Le mot grec polis, (« cité », assemblée de citoyens), nous a donné aussi bien police que politique ou politesse. En Grèce, comme le montre magistralement Cornelius Castoriadus dans la vidéo qui suit, la polis est indissociable de la sophia, la sagesse, et de la philosophie, « amitié pour la sagesse ». (Et je n’écris jamais le prénom Sophie sans y entendre Sagesse – que ce soit avec reconnaissance ou avec ironie). La cité grecque de la démocratie (et du théâtre à la fois philosophique et poétique), c’est Athènes ; et la déesse d’Athènes, c’est Athéna, déesse de la Sagesse, symbolisée par la chouette, oiseau qui voit la nuit, à tous les sens.

« C’est vrai, ça, je ne le connaissais pas, Dom Juan, moi ! », m’a lancé cet élève du fond de la classe le jour de mon départ, juste après avoir dit « On a appris beaucoup de choses avec vous ».  C’est un élève très « faible » en français, et je sais qu’il n’a pas plus lu la pièce qu’aucun des autres textes que nous avons étudiés.
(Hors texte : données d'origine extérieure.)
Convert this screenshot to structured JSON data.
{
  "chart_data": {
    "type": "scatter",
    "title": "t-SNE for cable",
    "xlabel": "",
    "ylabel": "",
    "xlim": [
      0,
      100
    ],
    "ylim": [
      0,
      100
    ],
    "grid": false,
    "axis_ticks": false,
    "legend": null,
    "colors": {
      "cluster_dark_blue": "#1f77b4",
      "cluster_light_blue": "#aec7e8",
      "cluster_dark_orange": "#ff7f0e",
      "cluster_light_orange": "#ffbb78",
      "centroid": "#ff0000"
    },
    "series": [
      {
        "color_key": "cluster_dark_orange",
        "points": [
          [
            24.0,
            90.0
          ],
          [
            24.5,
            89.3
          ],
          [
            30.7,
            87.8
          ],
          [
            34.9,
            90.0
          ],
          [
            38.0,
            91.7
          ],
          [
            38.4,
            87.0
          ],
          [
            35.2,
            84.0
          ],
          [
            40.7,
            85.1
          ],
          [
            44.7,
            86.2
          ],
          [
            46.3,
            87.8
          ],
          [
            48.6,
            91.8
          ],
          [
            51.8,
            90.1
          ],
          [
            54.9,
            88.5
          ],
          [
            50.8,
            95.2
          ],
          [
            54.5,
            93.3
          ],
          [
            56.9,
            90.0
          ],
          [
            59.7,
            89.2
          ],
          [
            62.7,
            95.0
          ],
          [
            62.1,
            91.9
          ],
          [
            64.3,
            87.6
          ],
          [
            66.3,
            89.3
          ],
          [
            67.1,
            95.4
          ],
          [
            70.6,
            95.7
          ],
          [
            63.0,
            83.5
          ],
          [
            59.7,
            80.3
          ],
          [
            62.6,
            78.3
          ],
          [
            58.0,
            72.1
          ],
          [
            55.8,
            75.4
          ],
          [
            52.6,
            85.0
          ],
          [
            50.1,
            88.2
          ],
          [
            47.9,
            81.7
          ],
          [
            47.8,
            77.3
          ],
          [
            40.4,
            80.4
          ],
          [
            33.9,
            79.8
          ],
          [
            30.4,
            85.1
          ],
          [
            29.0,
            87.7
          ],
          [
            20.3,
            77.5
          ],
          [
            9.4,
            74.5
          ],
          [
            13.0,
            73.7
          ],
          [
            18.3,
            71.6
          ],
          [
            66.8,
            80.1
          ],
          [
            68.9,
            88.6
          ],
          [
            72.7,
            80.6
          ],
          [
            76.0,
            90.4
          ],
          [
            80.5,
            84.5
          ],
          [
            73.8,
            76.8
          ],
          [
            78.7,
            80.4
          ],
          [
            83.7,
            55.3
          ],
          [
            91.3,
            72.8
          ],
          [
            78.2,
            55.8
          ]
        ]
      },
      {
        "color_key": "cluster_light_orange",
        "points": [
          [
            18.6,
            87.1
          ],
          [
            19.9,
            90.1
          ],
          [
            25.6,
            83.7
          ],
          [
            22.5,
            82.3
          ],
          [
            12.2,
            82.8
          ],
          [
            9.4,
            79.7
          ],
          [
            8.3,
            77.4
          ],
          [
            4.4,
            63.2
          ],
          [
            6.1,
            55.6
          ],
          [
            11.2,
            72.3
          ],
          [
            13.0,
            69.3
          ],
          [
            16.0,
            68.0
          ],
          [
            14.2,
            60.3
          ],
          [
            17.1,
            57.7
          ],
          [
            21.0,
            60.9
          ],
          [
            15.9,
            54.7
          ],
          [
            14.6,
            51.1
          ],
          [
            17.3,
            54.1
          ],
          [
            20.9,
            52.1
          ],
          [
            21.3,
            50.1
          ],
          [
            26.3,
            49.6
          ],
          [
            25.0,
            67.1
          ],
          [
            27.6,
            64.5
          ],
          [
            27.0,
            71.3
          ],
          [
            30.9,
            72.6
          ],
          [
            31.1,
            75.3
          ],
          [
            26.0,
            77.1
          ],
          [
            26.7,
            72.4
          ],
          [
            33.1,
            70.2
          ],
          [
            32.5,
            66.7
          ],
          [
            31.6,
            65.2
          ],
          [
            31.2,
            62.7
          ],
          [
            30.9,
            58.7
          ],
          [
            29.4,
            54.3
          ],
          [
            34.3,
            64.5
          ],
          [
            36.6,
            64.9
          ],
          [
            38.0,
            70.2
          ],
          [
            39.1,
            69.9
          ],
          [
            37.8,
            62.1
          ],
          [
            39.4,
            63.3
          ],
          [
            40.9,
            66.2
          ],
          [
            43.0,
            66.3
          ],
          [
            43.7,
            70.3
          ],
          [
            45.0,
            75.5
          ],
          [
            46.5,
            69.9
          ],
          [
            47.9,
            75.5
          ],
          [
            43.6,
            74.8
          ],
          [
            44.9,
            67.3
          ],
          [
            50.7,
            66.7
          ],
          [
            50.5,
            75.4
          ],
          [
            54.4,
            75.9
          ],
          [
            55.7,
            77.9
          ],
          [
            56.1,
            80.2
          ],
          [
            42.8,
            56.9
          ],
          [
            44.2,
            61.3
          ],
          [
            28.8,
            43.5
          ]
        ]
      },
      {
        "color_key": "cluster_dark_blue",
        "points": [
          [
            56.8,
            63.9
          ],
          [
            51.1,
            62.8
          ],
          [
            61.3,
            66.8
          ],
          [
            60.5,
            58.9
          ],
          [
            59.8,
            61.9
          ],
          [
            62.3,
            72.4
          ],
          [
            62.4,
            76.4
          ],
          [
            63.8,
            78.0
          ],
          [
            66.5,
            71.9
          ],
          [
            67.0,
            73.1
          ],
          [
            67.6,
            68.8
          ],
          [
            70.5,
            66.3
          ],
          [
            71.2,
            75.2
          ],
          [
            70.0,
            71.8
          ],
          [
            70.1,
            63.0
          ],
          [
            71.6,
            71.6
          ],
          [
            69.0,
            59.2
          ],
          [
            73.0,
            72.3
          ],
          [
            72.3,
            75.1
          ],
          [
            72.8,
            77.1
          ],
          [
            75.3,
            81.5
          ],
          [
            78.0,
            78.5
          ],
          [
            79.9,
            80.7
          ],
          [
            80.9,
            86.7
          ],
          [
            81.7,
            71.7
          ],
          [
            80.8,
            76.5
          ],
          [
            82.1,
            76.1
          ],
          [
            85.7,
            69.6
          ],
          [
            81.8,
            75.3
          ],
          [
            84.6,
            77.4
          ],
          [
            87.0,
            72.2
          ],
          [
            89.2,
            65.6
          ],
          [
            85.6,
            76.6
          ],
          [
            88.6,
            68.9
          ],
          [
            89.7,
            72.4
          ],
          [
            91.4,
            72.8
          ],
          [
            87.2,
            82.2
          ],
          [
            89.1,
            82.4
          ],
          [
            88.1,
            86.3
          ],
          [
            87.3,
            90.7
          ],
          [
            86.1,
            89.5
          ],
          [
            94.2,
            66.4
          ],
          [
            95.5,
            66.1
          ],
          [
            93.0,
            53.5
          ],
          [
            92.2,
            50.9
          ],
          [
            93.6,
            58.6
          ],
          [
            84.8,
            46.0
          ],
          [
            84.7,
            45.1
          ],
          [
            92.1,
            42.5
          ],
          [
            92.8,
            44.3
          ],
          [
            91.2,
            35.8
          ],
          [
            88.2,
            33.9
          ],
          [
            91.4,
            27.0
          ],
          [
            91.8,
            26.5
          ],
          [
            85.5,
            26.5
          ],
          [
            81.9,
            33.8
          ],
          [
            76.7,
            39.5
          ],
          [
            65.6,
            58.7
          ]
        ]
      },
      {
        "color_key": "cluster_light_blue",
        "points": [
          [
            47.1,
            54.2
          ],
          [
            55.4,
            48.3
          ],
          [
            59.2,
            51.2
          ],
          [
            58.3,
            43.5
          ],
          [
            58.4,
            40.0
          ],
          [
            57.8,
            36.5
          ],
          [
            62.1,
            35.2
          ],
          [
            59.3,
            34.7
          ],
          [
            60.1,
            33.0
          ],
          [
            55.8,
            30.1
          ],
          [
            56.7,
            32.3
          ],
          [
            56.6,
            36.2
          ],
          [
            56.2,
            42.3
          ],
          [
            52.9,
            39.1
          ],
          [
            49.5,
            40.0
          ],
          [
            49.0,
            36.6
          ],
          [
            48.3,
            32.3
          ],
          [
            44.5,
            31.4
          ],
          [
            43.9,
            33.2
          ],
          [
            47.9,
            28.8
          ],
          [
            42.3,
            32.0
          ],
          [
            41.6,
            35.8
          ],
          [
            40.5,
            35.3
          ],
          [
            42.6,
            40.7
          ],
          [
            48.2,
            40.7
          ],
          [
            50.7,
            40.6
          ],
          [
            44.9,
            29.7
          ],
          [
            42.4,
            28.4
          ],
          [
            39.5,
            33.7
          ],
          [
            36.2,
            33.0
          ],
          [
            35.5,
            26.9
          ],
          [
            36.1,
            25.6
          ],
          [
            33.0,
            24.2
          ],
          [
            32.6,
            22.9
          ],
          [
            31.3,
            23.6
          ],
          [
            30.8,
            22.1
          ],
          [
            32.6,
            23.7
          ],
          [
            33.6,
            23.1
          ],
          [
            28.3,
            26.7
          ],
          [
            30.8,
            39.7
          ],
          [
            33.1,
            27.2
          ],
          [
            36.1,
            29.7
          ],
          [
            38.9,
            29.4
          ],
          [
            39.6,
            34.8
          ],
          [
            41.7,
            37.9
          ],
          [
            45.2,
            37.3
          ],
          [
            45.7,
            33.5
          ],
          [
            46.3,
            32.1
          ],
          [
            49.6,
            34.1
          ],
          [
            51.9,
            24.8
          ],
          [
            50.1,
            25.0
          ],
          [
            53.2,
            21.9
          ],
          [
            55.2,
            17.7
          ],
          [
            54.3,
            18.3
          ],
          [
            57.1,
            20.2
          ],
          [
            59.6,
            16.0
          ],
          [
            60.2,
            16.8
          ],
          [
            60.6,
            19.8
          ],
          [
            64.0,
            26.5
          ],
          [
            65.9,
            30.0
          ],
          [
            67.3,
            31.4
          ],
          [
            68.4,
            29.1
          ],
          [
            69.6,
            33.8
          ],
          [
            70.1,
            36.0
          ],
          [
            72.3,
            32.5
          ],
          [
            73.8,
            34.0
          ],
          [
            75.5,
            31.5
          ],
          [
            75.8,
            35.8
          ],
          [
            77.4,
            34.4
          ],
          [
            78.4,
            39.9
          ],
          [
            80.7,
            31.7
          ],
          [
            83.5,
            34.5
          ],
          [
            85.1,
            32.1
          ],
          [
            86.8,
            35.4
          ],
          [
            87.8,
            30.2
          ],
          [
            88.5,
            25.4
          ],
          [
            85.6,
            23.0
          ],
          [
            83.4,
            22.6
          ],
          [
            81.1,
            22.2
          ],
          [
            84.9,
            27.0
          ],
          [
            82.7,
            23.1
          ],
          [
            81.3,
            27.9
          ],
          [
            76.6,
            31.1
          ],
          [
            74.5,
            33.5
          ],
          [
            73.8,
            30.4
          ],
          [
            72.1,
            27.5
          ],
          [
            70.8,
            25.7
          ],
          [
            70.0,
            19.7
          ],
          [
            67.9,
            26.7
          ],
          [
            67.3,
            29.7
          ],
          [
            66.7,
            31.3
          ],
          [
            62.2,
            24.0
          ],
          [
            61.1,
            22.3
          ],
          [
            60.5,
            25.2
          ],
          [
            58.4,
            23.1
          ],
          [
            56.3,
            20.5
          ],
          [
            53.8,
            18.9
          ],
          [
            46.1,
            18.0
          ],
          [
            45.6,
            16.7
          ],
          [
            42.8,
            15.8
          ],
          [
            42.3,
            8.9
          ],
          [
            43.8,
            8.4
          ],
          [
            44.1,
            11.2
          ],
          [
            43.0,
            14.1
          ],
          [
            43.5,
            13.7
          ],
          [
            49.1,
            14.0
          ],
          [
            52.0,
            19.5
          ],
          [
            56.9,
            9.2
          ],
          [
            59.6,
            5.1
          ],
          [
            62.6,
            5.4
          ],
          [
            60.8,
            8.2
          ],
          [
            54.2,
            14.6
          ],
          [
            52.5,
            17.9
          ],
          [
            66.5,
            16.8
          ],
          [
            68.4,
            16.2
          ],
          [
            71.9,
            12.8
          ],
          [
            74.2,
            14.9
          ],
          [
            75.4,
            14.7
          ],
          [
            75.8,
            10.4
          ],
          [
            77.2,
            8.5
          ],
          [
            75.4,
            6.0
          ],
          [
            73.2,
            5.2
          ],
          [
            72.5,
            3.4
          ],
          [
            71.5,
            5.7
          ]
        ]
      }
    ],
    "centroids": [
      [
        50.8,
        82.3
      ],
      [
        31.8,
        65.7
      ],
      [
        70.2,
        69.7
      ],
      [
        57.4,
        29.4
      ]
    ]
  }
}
Cependant, grâce à notre travail en cours, il a pu connaître « Dom Juan, moi ». Une incarnation théâtrale, littéraire, de la liberté humaine, avec son hubris (autre mot grec, interrogeant le sens des limites), sa complexité, sa grandeur. Et un questionnement du rapport au « Ciel », comme le dit la pièce de Molière, qui n’enferme pas, pour peu qu’on ouvre suffisamment le texte, qu’on en fasse une lecture assez profonde. Voilà à quoi doit servir un.e prof de lettres : comme me l’avait écrit un Marocain à propos de mon livre Moha m’aime : « Tout le monde à Sidi Ifni le lit, même les femmes illettrées ». Faire lire même les personnes auxquelles on n’a pas appris à lire. Et ce faisant, leur donner accès à leur propre inconnu, leur propre dignité, leur propre grandeur, leur propre plénitude.

 

 

Cornelius Castoriadis/ Chris Marker – Une leçon de Démocratie

En 1989, Chris Marker filmait Cornelius Castoriadis.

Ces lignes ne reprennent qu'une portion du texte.